Glueing operation for r-matrices, quantum groups and link-invariants of Hecke type

TL;DR

This paper introduces a new associative glueing operation for solutions of the Quantum Yang-Baxter Equation of Hecke type, extending to quantum groups, vector spaces, and link-invariants, enabling systematic construction of complex invariants.

Contribution

It presents a novel glueing operation for R-matrices, quantum groups, and link invariants, facilitating the construction of complex structures from simpler ones.

Findings

Defined an associative glueing operation for R-matrices of Hecke type.

Extended the operation to quantum groups and quantum vector spaces.

Constructed link-invariants using a state-sum model with Boltzmann weights.

Abstract

We introduce an associative glueing operation $\oplus_q$ on the space of solutions of the Quantum Yang-Baxter Equations of Hecke type. The corresponding glueing operations for the associated quantum groups and quantum vector spaces are also found.

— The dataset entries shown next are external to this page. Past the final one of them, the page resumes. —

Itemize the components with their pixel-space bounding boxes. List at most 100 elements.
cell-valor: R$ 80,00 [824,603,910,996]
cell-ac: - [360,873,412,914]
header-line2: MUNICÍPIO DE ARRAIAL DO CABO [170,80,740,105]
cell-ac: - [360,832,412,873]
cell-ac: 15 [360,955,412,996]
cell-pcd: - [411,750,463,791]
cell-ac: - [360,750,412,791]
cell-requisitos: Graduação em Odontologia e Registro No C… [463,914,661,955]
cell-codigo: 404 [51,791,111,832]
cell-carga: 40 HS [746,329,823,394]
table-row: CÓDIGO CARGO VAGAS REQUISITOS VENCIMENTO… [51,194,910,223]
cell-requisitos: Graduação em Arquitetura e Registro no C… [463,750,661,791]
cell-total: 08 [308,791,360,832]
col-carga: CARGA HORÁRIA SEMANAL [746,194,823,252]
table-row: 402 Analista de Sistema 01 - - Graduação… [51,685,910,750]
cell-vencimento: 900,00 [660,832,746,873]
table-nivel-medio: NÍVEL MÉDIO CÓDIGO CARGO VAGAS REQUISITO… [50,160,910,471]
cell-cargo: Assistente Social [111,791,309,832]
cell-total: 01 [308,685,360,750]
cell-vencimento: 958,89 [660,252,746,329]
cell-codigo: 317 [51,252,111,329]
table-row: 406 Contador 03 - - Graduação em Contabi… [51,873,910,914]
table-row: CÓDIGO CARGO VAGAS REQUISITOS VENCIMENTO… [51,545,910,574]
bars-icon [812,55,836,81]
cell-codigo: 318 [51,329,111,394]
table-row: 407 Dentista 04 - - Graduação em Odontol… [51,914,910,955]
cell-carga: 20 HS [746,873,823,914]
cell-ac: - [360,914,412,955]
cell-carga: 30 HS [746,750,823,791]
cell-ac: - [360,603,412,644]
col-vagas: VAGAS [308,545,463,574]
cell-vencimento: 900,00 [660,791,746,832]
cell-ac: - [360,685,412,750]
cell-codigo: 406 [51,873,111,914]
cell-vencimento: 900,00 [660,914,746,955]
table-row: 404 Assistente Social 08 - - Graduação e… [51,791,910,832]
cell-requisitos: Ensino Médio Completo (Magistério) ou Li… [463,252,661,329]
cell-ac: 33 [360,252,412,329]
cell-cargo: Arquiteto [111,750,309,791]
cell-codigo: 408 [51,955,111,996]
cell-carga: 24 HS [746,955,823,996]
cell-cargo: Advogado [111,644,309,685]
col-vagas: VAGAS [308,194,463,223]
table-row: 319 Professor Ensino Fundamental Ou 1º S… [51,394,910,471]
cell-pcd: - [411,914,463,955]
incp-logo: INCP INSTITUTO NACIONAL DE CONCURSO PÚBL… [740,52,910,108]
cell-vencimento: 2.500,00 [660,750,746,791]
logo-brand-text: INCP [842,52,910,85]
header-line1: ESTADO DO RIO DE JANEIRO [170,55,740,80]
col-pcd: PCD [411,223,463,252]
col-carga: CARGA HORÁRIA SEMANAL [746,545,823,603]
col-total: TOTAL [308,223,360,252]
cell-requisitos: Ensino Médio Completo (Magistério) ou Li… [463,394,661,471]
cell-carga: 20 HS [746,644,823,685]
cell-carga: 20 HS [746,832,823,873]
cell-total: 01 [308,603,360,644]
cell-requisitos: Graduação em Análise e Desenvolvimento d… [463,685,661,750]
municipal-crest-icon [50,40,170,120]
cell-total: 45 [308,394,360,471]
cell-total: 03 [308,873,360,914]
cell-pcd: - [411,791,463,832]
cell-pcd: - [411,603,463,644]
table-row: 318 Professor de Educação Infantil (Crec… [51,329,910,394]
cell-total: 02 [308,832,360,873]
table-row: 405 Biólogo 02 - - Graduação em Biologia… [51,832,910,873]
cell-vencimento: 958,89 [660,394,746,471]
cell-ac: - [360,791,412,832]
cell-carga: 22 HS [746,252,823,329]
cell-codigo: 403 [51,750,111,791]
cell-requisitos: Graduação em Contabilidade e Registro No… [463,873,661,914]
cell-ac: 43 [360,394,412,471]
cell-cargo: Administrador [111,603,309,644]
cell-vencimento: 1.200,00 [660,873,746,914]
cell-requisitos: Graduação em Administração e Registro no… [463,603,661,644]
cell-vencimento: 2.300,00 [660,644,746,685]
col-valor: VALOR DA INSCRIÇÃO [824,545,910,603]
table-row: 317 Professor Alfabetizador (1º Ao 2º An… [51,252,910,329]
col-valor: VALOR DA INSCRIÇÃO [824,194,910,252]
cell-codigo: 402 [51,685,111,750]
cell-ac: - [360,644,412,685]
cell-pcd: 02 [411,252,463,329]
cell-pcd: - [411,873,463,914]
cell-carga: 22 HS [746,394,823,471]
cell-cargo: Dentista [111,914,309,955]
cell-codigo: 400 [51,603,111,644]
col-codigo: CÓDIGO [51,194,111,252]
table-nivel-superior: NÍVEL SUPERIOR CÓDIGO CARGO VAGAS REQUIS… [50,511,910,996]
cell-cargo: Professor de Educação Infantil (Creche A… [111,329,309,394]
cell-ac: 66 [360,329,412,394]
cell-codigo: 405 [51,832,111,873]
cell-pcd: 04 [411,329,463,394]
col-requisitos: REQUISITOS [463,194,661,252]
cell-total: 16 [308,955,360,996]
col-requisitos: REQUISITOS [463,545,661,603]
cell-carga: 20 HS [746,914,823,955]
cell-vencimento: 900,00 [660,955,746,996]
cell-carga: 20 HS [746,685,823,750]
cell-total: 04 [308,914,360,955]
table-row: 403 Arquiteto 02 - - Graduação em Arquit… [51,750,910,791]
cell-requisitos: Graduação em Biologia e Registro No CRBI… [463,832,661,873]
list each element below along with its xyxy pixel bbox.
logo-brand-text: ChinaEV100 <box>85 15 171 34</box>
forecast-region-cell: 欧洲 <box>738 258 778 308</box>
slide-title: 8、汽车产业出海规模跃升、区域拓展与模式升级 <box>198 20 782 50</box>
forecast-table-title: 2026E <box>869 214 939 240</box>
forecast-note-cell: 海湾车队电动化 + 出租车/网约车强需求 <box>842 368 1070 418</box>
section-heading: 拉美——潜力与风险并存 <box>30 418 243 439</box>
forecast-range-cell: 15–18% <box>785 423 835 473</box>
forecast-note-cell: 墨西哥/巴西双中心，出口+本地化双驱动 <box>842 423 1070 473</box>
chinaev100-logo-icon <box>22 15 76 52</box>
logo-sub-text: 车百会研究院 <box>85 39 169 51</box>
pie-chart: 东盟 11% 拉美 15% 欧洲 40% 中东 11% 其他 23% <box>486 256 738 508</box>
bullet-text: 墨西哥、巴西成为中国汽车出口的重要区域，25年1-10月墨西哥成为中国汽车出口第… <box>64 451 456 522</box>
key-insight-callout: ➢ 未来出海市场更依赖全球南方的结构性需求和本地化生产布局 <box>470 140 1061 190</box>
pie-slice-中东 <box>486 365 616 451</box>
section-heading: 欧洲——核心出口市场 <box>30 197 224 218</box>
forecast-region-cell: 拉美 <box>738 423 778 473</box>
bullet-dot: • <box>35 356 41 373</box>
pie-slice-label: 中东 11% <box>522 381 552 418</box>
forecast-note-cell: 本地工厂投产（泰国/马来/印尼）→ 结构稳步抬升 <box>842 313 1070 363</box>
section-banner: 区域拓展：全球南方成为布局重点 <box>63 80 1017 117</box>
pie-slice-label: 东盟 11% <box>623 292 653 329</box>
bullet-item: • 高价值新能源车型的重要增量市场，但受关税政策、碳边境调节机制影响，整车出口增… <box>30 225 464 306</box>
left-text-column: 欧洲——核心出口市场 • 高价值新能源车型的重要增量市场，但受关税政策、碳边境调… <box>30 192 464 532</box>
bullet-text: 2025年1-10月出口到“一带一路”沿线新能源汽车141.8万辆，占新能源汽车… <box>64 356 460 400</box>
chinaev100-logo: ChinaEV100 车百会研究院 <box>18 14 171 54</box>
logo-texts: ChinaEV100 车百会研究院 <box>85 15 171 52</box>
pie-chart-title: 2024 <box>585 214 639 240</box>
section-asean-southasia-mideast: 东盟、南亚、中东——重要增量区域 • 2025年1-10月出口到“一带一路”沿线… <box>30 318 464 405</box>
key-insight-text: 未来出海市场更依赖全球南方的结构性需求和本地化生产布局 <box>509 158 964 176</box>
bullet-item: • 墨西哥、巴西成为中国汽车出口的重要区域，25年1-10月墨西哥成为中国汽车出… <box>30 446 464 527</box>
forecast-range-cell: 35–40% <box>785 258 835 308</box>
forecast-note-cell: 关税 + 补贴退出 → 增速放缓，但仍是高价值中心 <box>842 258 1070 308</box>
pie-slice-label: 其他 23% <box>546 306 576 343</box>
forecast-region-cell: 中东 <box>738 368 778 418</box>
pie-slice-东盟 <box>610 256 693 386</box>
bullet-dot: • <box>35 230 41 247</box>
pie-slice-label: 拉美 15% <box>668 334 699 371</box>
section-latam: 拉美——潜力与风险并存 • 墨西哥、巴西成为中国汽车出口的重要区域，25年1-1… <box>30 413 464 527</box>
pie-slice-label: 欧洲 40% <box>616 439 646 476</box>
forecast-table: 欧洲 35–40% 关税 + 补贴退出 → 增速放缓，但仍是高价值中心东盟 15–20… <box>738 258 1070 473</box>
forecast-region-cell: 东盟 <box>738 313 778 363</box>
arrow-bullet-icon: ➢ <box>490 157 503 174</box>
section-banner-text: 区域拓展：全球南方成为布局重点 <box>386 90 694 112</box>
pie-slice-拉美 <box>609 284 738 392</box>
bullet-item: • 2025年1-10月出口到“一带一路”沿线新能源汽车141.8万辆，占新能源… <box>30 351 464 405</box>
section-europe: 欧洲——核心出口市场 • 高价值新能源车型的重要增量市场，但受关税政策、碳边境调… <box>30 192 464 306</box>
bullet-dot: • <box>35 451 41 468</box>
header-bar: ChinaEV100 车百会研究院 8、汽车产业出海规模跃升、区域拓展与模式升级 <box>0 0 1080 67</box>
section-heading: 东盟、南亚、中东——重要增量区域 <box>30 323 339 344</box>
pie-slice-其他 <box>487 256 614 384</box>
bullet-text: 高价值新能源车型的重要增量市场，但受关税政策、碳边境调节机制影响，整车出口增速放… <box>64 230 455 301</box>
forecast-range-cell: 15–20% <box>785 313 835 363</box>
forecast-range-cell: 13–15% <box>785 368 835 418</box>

The former involves $2\times 2$ quantum matrices whose entries are themselves square or rectangular quantum matrices. The corresponding glueing operation for link-invariants is introduced and involves a state-sum model with Boltzmann weights determined by the link invariants to be glued. The standard $su(n)$ solution, its associated quantum matrix group, quantum space and link-invariant arise at once by repeated glueing of the one-dimensional case.